Confessions of a Serial Painter

I once painted a watercolor thirty times—keeping the same size, the same palette, and the same landscape image. What I varied were the sequences of washes and applications of brushstrokes. I sought to find the way of painting that watercolor. I did not necessarily think I would find the only way or even the best way, just the way. This notion is rooted in oriental and expressionist painting. My work in this show continues this serial vein of exploration but expands it by repeating motifs using different images within a series. Each series has a common thread of subject or theme. Not shown are the repeated studies of the studies.

Painting is a process through which the expression of the nature, feeling, and sensitivities of the artist are revealed. Oriental calligraphy with its rigorous traditions of creating images and forms through a highly proscribed sequence creates a kind of freedom—one that allows the unconscious subtlety of the painter to emerge—just as handwriting unconsciously reveals much about the writer.

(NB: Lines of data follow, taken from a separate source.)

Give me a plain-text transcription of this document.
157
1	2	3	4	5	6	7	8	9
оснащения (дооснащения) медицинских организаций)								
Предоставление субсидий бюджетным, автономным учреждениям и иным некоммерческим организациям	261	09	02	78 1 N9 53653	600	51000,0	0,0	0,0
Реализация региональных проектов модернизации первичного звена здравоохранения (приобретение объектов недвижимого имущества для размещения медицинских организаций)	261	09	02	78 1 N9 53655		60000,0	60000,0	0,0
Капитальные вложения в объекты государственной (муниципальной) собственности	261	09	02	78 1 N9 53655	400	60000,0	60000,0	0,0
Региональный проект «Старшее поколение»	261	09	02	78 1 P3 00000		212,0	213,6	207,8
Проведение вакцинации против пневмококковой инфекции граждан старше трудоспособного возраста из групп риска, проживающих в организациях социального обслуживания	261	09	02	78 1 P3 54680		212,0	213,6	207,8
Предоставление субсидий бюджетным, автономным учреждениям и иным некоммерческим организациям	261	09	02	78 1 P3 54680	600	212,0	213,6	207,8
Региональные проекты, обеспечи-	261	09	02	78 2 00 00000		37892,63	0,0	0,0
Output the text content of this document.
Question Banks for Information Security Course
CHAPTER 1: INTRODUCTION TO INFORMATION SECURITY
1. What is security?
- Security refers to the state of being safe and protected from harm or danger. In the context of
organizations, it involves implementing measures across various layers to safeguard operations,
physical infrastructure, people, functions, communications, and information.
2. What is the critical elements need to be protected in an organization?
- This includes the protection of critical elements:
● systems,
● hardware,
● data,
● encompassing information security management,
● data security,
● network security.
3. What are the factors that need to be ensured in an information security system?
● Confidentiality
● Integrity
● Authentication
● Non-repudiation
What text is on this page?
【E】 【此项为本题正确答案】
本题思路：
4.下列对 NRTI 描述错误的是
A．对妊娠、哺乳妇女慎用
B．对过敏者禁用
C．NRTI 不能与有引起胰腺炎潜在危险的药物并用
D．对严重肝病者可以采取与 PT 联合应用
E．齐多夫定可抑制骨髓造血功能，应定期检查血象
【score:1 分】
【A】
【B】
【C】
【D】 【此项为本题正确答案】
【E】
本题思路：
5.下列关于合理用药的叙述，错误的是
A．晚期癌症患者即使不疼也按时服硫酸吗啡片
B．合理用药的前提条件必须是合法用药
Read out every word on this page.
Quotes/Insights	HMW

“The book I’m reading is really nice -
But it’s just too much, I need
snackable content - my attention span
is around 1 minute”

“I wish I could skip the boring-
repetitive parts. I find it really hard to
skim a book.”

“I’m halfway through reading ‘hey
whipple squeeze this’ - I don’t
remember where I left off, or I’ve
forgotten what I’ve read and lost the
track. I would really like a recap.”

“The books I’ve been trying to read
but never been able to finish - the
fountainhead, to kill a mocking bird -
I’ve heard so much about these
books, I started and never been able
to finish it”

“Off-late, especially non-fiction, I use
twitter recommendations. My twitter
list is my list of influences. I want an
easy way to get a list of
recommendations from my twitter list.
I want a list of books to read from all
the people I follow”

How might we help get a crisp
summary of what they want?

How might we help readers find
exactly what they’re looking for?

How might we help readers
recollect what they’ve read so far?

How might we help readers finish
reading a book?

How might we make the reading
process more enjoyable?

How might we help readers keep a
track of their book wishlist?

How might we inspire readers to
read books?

The final theme among my varied sets of serial paintings stems from my training in architecture. It is the play of precise, regular geometry against the unruly intricacies and freer forms of nature. With our great vistas in Kansas, I like to make the horizon a tangible line against which the ruling sky cavorts, while the undulating ground plays a rhythmic base. Human-made elements most often are linear and geometric and they heighten my sense of the scale and power of the natural elements of our landscape. I see geometry and nature on the Great Plains and in my neighborhood gardens.